© JUNGE FREIHEIT Verlag GmbH & Co.  www.jungefreiheit.de  46/11 / 11. November 2011

Orangefarbener Kreisverkehr
CDU: Auf dem Parteitag in Leipzig muß Angela Merkel der Basis ihre ständigen Kurswechsel erklären
Paul Rosen

In den siebziger Jahren, als in Bonn erbitterte Schlachten um die Neue Ostpolitik tobten, wurde die CDU mir dem geflügelten Wort charakterisiert, sie sei identisch mit der SPD, aber minus 20 Prozent plus zehn Jahre später. Das Bonmot zielte auf die Haltung des damaligen CDU-Chefs Rainer Barzel zur Ostpolitik, der Bundeskanzler Willy Brandt (SPD) entgegenschleuderte, was dieser im Verhältnis zum Osten vorhabe, gehe so nicht und jetzt nicht. Viele lasen daraus ein Nein und wunderten sich 1982 bei der Ablösung der SPD-Regierung durch Helmut Kohl (CDU), daß „Weiter so“ zum Leitwort der neuen Regierung wurde. Inzwischen hat die CDU den Abstand zur SPD weiter verringert und „zahlreiche Positionen übernommen, die einst als Markenzeichen der linken Opposition galten“, wie die Neue Zürcher Zeitung staunte.

Zunächst hatten die Genossen im Berliner Willy-Brandt-Haus noch über die eigenartigen Kehrtwendungen der Merkel-CDU zum Beispiel in der Energiepolitik gelacht und höhnisch gespottet, wenn Merkel bei dem von Rot-Grün beschlossenen Atomausstieg geblieben wäre, hätte sie sich die Pirouetten sparen können. Angesichts des rabiaten Annäherungskurses dürfte Parteichef Sigmar Gabriel und Generalsekretärin Andrea Nahles das Lachen vergangen sein. Von der „Plagiatspartei CDU“ schrieb bereits die SPD-nahe Frankfurter Rundschau und stellte zähneknirschend fest, Merkel passe ihre Partei den „gesellschaftspolitischen Realitäten“ an – also jener linken Sicht der Dinge, die nach Jahren oder Jahrzehnten stets im peinlichen Irrtum zu enden pflegt, wie kleine Beispiele (Mengenlehre) und große (Wiedervereinigung) zeigen.

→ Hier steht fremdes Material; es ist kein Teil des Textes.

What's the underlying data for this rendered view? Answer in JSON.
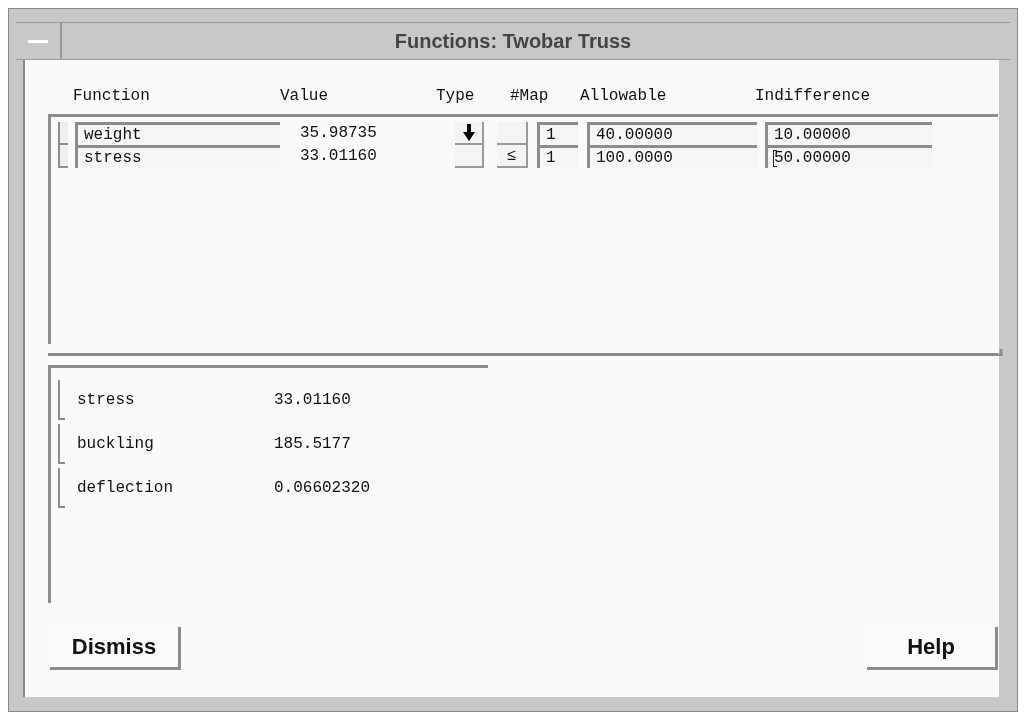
{
  "window": {
    "title": "Functions: Twobar Truss"
  },
  "columns": [
    "Function",
    "Value",
    "Type",
    "#Map",
    "Allowable",
    "Indifference"
  ],
  "functions": [
    {
      "name": "weight",
      "value": "35.98735",
      "kind": "minimize",
      "map": "1",
      "allowable": "40.00000",
      "indifference": "10.00000",
      "cursor": false
    },
    {
      "name": "stress",
      "value": "33.01160",
      "kind": "constraint",
      "symbol": "≤",
      "map": "1",
      "allowable": "100.0000",
      "indifference": "50.00000",
      "cursor": true
    }
  ],
  "outputs": [
    {
      "name": "stress",
      "value": "33.01160"
    },
    {
      "name": "buckling",
      "value": "185.5177"
    },
    {
      "name": "deflection",
      "value": "0.06602320"
    }
  ],
  "buttons": [
    "Dismiss",
    "Help"
  ]
}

In der Tat hat die CDU jede Menge Tafelsilber verschleudert. Die Partei hat inzwischen das DDR-Kindertagesbetreuungssystem ins Programm übernommen. Das Bekenntnis zu Ganztagsschulen und zur Abschaffung des dreigliedrigen Schulsystems aus Haupt- und Realschulen sowie Gymnasien sollte zunächst im Mittelpunkt des am Sonntag beginnenden Parteitages in Leipzig stehen. Inzwischen gibt es aber mit der Euro- und Staatsschuldenkrise ein größeres Thema, das aber mit einem neuen Wendehalsprojekt in Konkurrenz steht. Nach jahrzehntelangem Widerstand will nun auch die CDU wie bereits SPD, Grüne und Linkspartei einen verpflichtenden Mindestlohn, auch wenn dieser nicht so heißen soll.

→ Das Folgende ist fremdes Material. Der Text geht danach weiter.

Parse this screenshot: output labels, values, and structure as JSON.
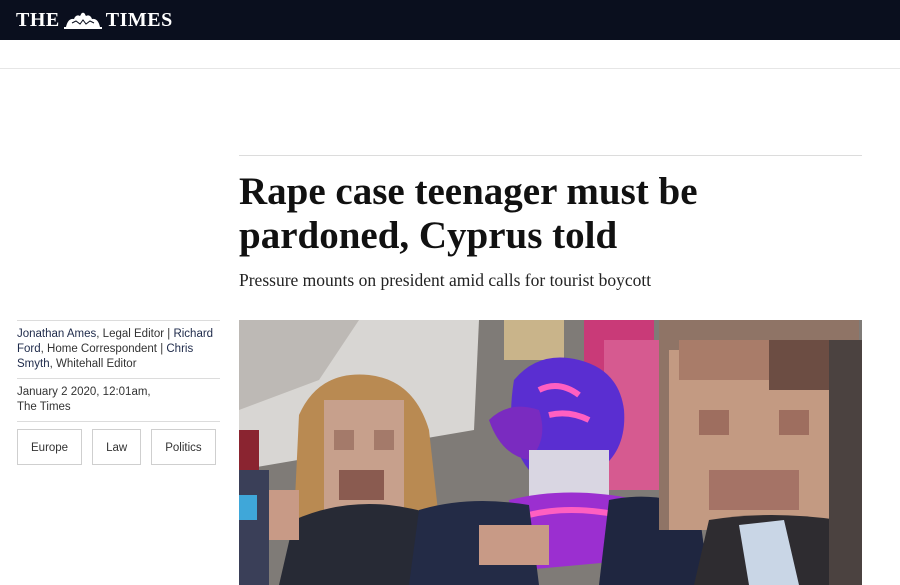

Zuvor hatte die CDU bereits andere Fundamente eingerissen. Neben dem Abschied von einer gesicherten Energieversorgung war es vor allem die Aussetzung der Wehrpflicht, bei der besonders das Tempo erstaunen ließ. Die CDU rückte vom Wehrdienst ab, ohne zunächst das Gesetz zu ändern. Daran wurde auch ein sehr bedenkliches Verhältnis zum Rechtsstaat deutlich. Gravierend waren die Änderungen in der Europa- und Währungspolitik. Die CDU verabschiedete sich weitgehend von den Parlamentsbeteiligungsrechten und mußte in mehreren Urteilen vom Bundesverfassungsgericht daran erinnert werden, daß die Legislative unverzichtbarer Bestandteil einer Demokratie ist. Für die Steuerzahler bedeutsam dürfte der Abschied von der „No-Bail-Out“-Klausel sein. Damit ist die Mithaftung Deutschlands für Schulden ausländischer Staaten gewiß.

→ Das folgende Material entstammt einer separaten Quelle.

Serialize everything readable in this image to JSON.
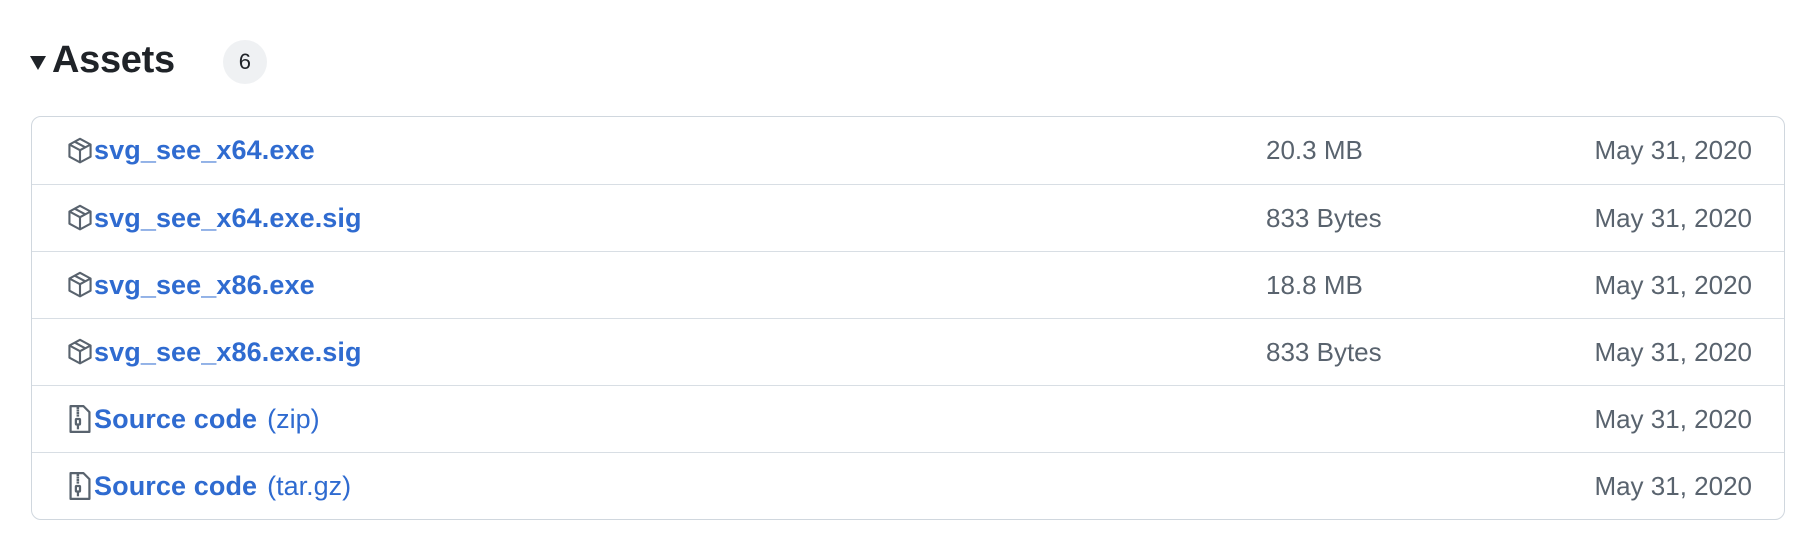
{
  "assets": {
    "title": "Assets",
    "count": "6",
    "rows": [
      {
        "icon": "package-icon",
        "name": "svg_see_x64.exe",
        "suffix": "",
        "size": "20.3 MB",
        "date": "May 31, 2020"
      },
      {
        "icon": "package-icon",
        "name": "svg_see_x64.exe.sig",
        "suffix": "",
        "size": "833 Bytes",
        "date": "May 31, 2020"
      },
      {
        "icon": "package-icon",
        "name": "svg_see_x86.exe",
        "suffix": "",
        "size": "18.8 MB",
        "date": "May 31, 2020"
      },
      {
        "icon": "package-icon",
        "name": "svg_see_x86.exe.sig",
        "suffix": "",
        "size": "833 Bytes",
        "date": "May 31, 2020"
      },
      {
        "icon": "file-zip-icon",
        "name": "Source code",
        "suffix": "(zip)",
        "size": "",
        "date": "May 31, 2020"
      },
      {
        "icon": "file-zip-icon",
        "name": "Source code",
        "suffix": "(tar.gz)",
        "size": "",
        "date": "May 31, 2020"
      }
    ]
  },
  "colors": {
    "link": "#2f6bd0",
    "muted_text": "#59636e",
    "heading": "#1f2328",
    "border": "#d0d7de",
    "badge_bg": "#eff1f3"
  }
}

Mit dem Mindestlohn-Schwenk verhält es sich nicht so einfach. Die bisherige Absage an eine gesetzliche Regelung entspricht dem neoliberalen Geist des CDU-Parteitags in Leipzig 2003, von dem heute in der Partei nichts mehr zu spüren ist. Damals präsentierte der inzwischen abgetauchte Friedrich Merz sein Steuerreformkonzept mit drei Stufen, das die Steuererklärung angeblich auf dem Bierdeckel ermöglichen würde. Allerdings wurde auch seinerzeit schon mit dem Gesundheitsprämien-Modell zur Änderung des deutschen Krankenkassensystems eine Tendenz zum Sozialismus (erst allen das Geld wegnehmen und anschließend umverteilen) deutlich, die inzwischen zur stärksten Strömung geworden ist und mit dem Gerechtigkeitsprinzip gekoppelt wird.

Merkel, die wie einst Kohl die Strömungen beobachtet und sich im günstigen Moment an die Spitze der Bewegung setzt, hatte noch nie ein Problem, die Gesinnung zu wechseln. Die Grundhaltung, sich selbst treu zu bleiben, kennt sie nicht. Daher hat sie als oberste Wetterhenne der CDU in Leipzig auch nichts zu befürchten. Egal wo der Trend hinläuft, Merkel ist schon da.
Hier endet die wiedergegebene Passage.